Cette plongée un peu vertigineuse dans ce panorama architectural se fait depuis une structure à plusieurs niveaux permettant des ramifications spatio-temporelles qui couvrent un demi-siècle. Et Montal rythme cette correspondance entre forme et fond par une partition en trois tempos - trois chapitres enchâssés entre le prologue et l’épilogue. D’abord, le mouvement s’installe. Mise en place de l’alternance des époques par des flash-backs maîtrisés. Ensuite, une accélération. Au risque d’un excès de vitesse nous atteignons l’apex du mouvement. Puis, on décélère d’un coup. Fin de la chamade qui nous laisse un peu sonnés comme le ferait une batterie de tambours, et traversés par deux sensations indissociables : les ravages du temps et le chemin parcouru. C’est alors que les personnages nous apparaissent dans leur épaisseur. Ce couple déchiré entre une profonde complicité, leur passion commune, et une incommunicabilité générationnelle, vingt-cinq ans les séparent, sait d’être voué à l’échec. Femme aux regrets assumés, Edwige affirme sa personnalité au fil des années. Instinctive et réfléchie à la fois, elle comprend que l’émulation doit prévaloir sur les sentiments afin de ne pas gâcher son talent. Charismatique, « l’ego poussé dans le rouge », Daniel se terre définitivement dans le rempart de ses habitudes, évitant ainsi toute désillusion. 

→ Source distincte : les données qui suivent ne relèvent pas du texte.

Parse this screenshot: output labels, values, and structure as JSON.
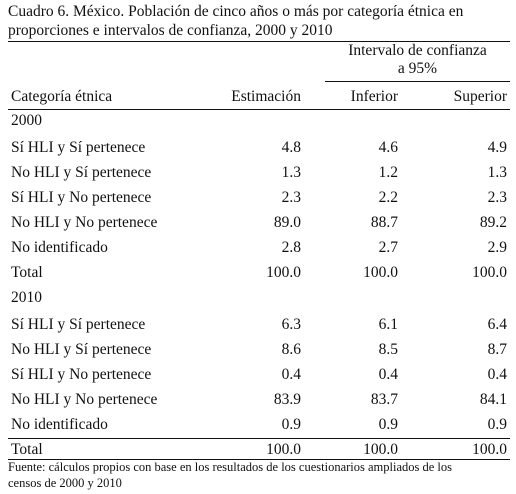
{
  "caption": {
    "line1": "Cuadro 6. México. Población de cinco años o más por categoría étnica en",
    "line2": "proporciones e intervalos de confianza, 2000 y 2010"
  },
  "header": {
    "ci_line1": "Intervalo de confianza",
    "ci_line2": "a 95%",
    "col_category": "Categoría étnica",
    "col_estimate": "Estimación",
    "col_lower": "Inferior",
    "col_upper": "Superior"
  },
  "sections": [
    {
      "year": "2000",
      "rows": [
        {
          "category": "Sí HLI y Sí pertenece",
          "estimate": "4.8",
          "lower": "4.6",
          "upper": "4.9"
        },
        {
          "category": "No HLI y Sí pertenece",
          "estimate": "1.3",
          "lower": "1.2",
          "upper": "1.3"
        },
        {
          "category": "Sí HLI y No pertenece",
          "estimate": "2.3",
          "lower": "2.2",
          "upper": "2.3"
        },
        {
          "category": "No HLI y No pertenece",
          "estimate": "89.0",
          "lower": "88.7",
          "upper": "89.2"
        },
        {
          "category": "No identificado",
          "estimate": "2.8",
          "lower": "2.7",
          "upper": "2.9"
        },
        {
          "category": "Total",
          "estimate": "100.0",
          "lower": "100.0",
          "upper": "100.0"
        }
      ]
    },
    {
      "year": "2010",
      "rows": [
        {
          "category": "Sí HLI y Sí pertenece",
          "estimate": "6.3",
          "lower": "6.1",
          "upper": "6.4"
        },
        {
          "category": "No HLI y Sí pertenece",
          "estimate": "8.6",
          "lower": "8.5",
          "upper": "8.7"
        },
        {
          "category": "Sí HLI y No pertenece",
          "estimate": "0.4",
          "lower": "0.4",
          "upper": "0.4"
        },
        {
          "category": "No HLI y No pertenece",
          "estimate": "83.9",
          "lower": "83.7",
          "upper": "84.1"
        },
        {
          "category": "No identificado",
          "estimate": "0.9",
          "lower": "0.9",
          "upper": "0.9"
        },
        {
          "category": "Total",
          "estimate": "100.0",
          "lower": "100.0",
          "upper": "100.0"
        }
      ]
    }
  ],
  "footnote": {
    "line1": "Fuente: cálculos propios con base en los resultados de los cuestionarios ampliados de los",
    "line2": "censos de 2000 y 2010"
  }
}
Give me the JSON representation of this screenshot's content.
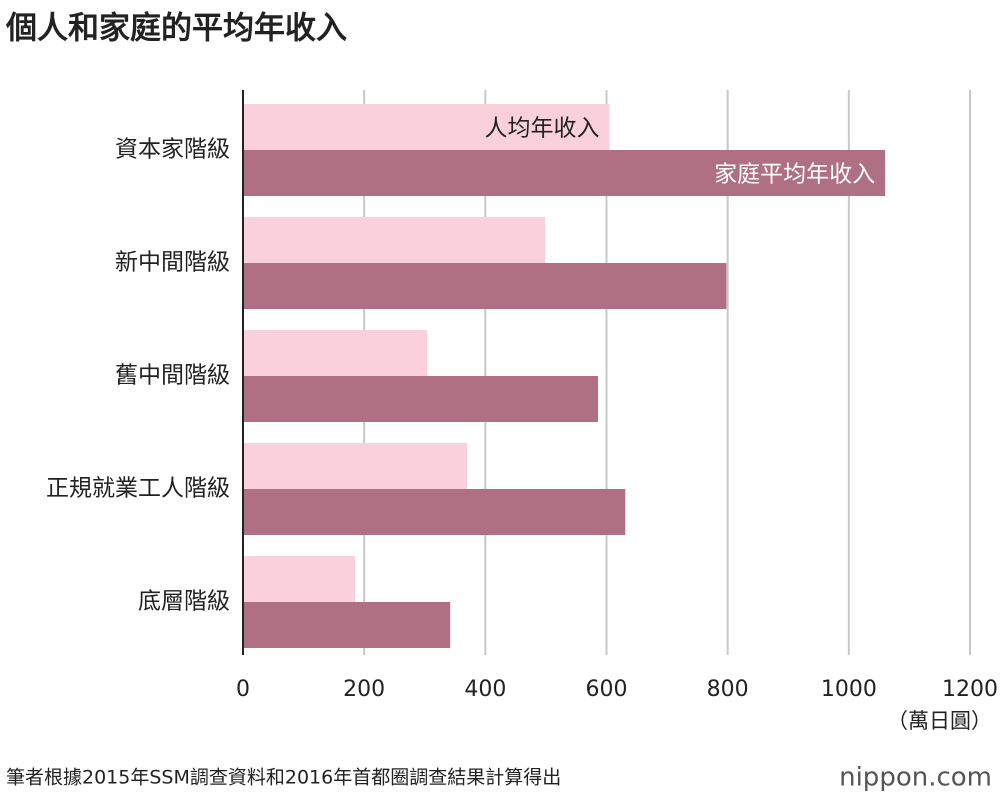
{
  "chart_data": {
    "type": "bar",
    "orientation": "horizontal",
    "title": "個人和家庭的平均年收入",
    "categories": [
      "資本家階級",
      "新中間階級",
      "舊中間階級",
      "正規就業工人階級",
      "底層階級"
    ],
    "series": [
      {
        "name": "人均年收入",
        "color": "#f9d0dc",
        "values": [
          605,
          499,
          304,
          370,
          185
        ]
      },
      {
        "name": "家庭平均年收入",
        "color": "#b07083",
        "values": [
          1060,
          798,
          586,
          631,
          342
        ]
      }
    ],
    "xlim": [
      0,
      1200
    ],
    "xticks": [
      0,
      200,
      400,
      600,
      800,
      1000,
      1200
    ],
    "xlabel": "（萬日圓）",
    "grid": true
  },
  "footer": {
    "source": "筆者根據2015年SSM調查資料和2016年首都圈調查結果計算得出",
    "brand": "nippon.com"
  }
}
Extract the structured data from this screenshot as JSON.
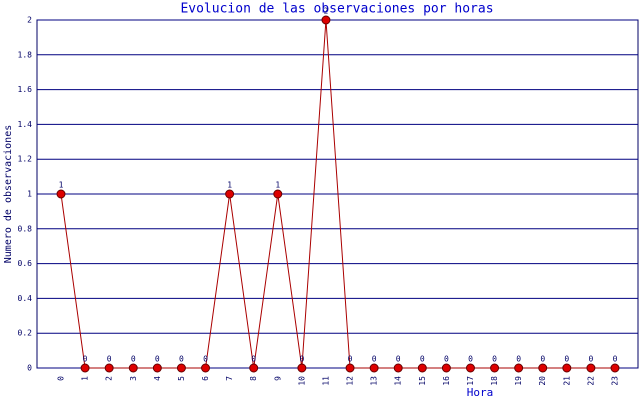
{
  "chart_data": {
    "type": "line",
    "title": "Evolucion de las observaciones por horas",
    "x_label": "Hora",
    "y_label": "Numero de observaciones",
    "categories": [
      "0",
      "1",
      "2",
      "3",
      "4",
      "5",
      "6",
      "7",
      "8",
      "9",
      "10",
      "11",
      "12",
      "13",
      "14",
      "15",
      "16",
      "17",
      "18",
      "19",
      "20",
      "21",
      "22",
      "23"
    ],
    "values": [
      1,
      0,
      0,
      0,
      0,
      0,
      0,
      1,
      0,
      1,
      0,
      2,
      0,
      0,
      0,
      0,
      0,
      0,
      0,
      0,
      0,
      0,
      0,
      0
    ],
    "color": "#aa0000",
    "marker_color": "#dd0000",
    "ylim": [
      0,
      2
    ],
    "yticks": [
      0,
      0.2,
      0.4,
      0.6,
      0.8,
      1,
      1.2,
      1.4,
      1.6,
      1.8,
      2
    ],
    "grid": true
  }
}
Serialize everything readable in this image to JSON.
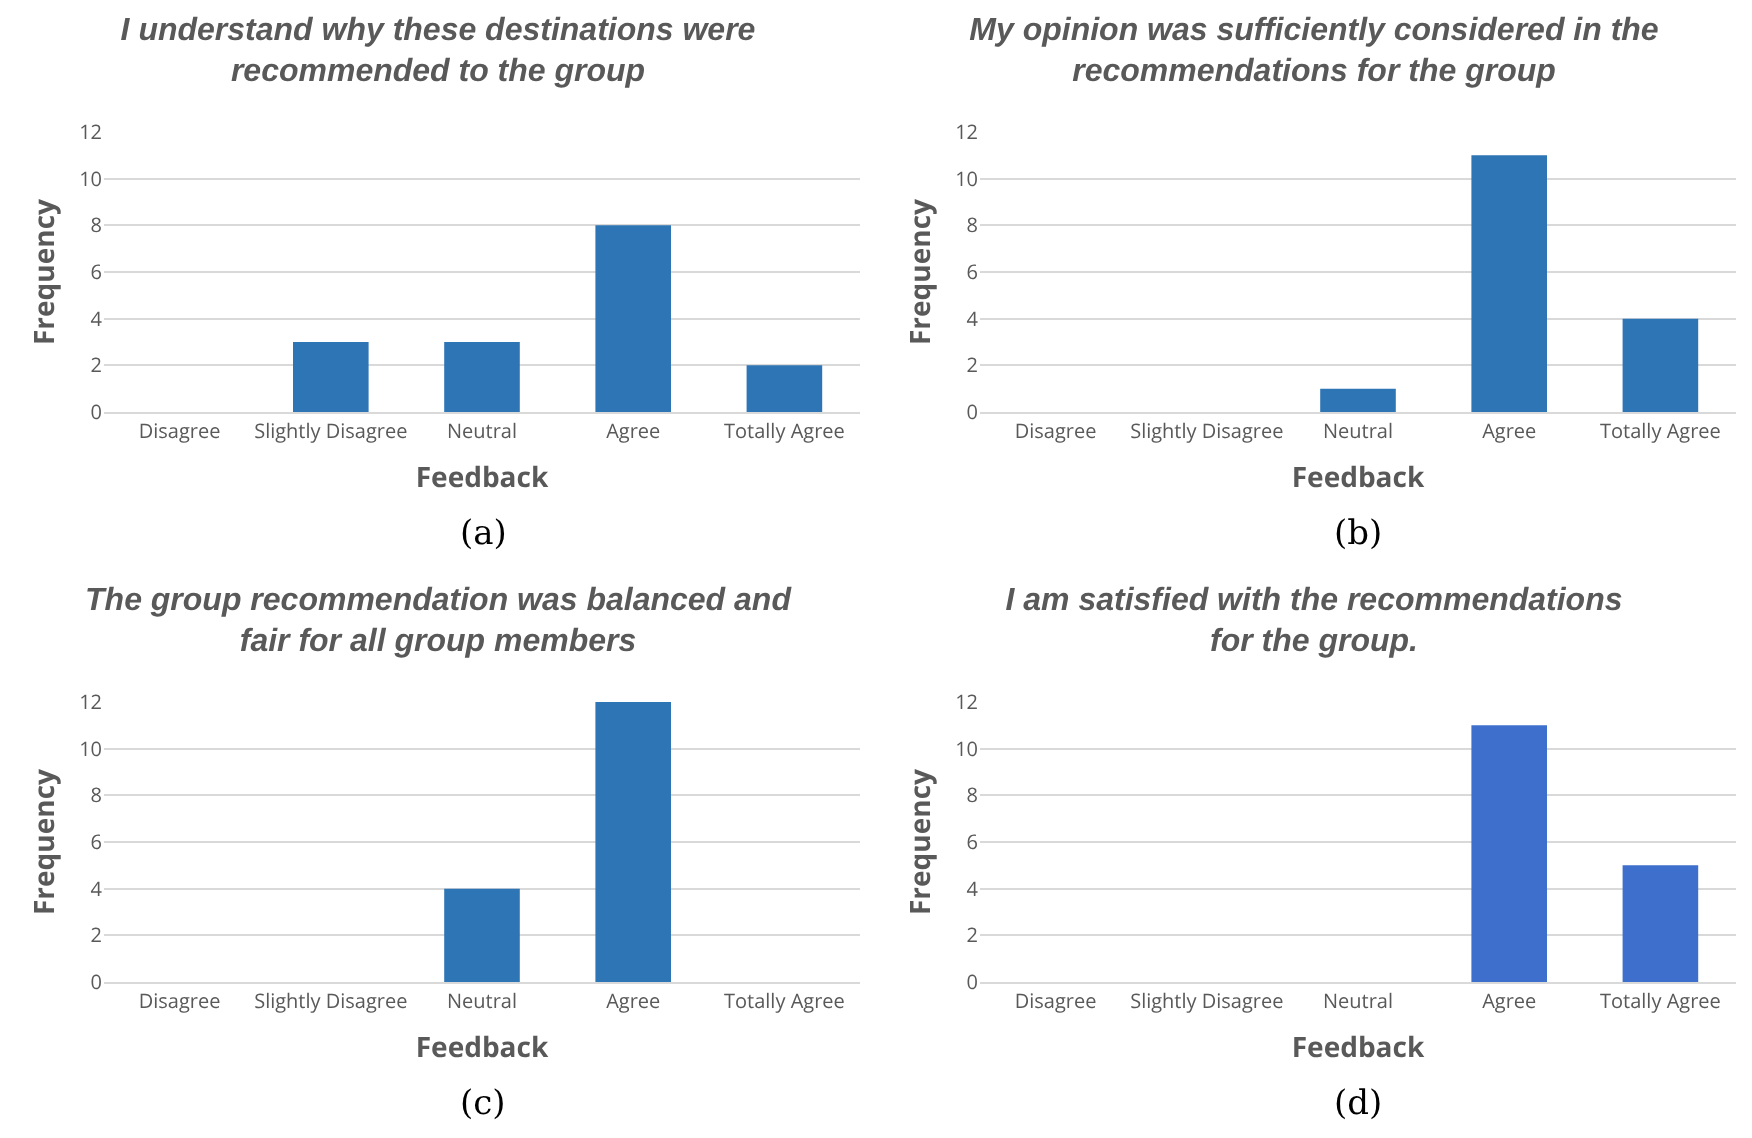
{
  "chart_data": [
    {
      "type": "bar",
      "title": "I understand why these destinations were recommended to the group",
      "xlabel": "Feedback",
      "ylabel": "Frequency",
      "categories": [
        "Disagree",
        "Slightly Disagree",
        "Neutral",
        "Agree",
        "Totally Agree"
      ],
      "values": [
        0,
        3,
        3,
        8,
        2
      ],
      "color": "#2e75b6",
      "ylim": [
        0,
        12
      ],
      "yticks": [
        0,
        2,
        4,
        6,
        8,
        10,
        12
      ],
      "grid": "y",
      "annotations": [
        "(a)"
      ]
    },
    {
      "type": "bar",
      "title": "My opinion was sufficiently considered in the recommendations for the group",
      "xlabel": "Feedback",
      "ylabel": "Frequency",
      "categories": [
        "Disagree",
        "Slightly Disagree",
        "Neutral",
        "Agree",
        "Totally Agree"
      ],
      "values": [
        0,
        0,
        1,
        11,
        4
      ],
      "color": "#2e75b6",
      "ylim": [
        0,
        12
      ],
      "yticks": [
        0,
        2,
        4,
        6,
        8,
        10,
        12
      ],
      "grid": "y",
      "annotations": [
        "(b)"
      ]
    },
    {
      "type": "bar",
      "title": "The group recommendation was balanced and fair for all group members",
      "xlabel": "Feedback",
      "ylabel": "Frequency",
      "categories": [
        "Disagree",
        "Slightly Disagree",
        "Neutral",
        "Agree",
        "Totally Agree"
      ],
      "values": [
        0,
        0,
        4,
        12,
        0
      ],
      "color": "#2e75b6",
      "ylim": [
        0,
        12
      ],
      "yticks": [
        0,
        2,
        4,
        6,
        8,
        10,
        12
      ],
      "grid": "y",
      "annotations": [
        "(c)"
      ]
    },
    {
      "type": "bar",
      "title": "I am satisfied with the recommendations for the group.",
      "xlabel": "Feedback",
      "ylabel": "Frequency",
      "categories": [
        "Disagree",
        "Slightly Disagree",
        "Neutral",
        "Agree",
        "Totally Agree"
      ],
      "values": [
        0,
        0,
        0,
        11,
        5
      ],
      "color": "#3f6fcc",
      "ylim": [
        0,
        12
      ],
      "yticks": [
        0,
        2,
        4,
        6,
        8,
        10,
        12
      ],
      "grid": "y",
      "annotations": [
        "(d)"
      ]
    }
  ]
}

Mais rien ne peut briser leur complicité intellectuelle qui trouve son expression la plus accomplie dans leurs interminables virées nocturnes en Lancia Flavia. Ils arpentent Paris pour revoir leurs immeubles préférés comme on se repasse les scènes d’un film que l’on connaît sur le bout des doigts. « Leur chamade » est la démonstration que la sensualité peut être intellectuelle. Pour preuves aussi ces descriptions minutieuses qui se glissent dans la narration - le motif du tissu de la robe Yves Saint Laurent portée par Deneuve, le bureau en mezzanine du père d’Edwige, le musée qu’elle inaugure au début du récit ou la vision du mur couleur bleu Gitanes qui le clôture - créant des instants de pur plaisir esthétique. 

Maniant avec maestria l’art de la formule mordante parfois lapidaire digne d’un moraliste du XVIIeme, Montal ne peut cependant s’abstenir de rajouter une fine couche de mélancolie à son tableau. « Les architectes fabriquaient des ruines et les cinéastes des fantômes. » Que reste-t-il d’une œuvre ? Mais le tempérament mélancolique, mélange de résignation et de rêverie, n’est-il pas propre à l’artiste et source mystérieuse de sa force créatrice ? « For the happy few » qui ont lu tout Montal - je gage qu’ils sont désormais devenus « happy many » - il ne leur sera pas passé inaperçue l’apparition à six reprises de l’auteur par l’intermédiaire de Pierre Varlin, son alter ego fictionnel. Tel un caméo de réalisateur, ce clin d’œil adressé au lecteur est un signe irréfutable que son style est arrivé à maturité. Saganien ou pas, hussardien peut-être, Montal se distingue assurément par la singularité du timbre de sa voix.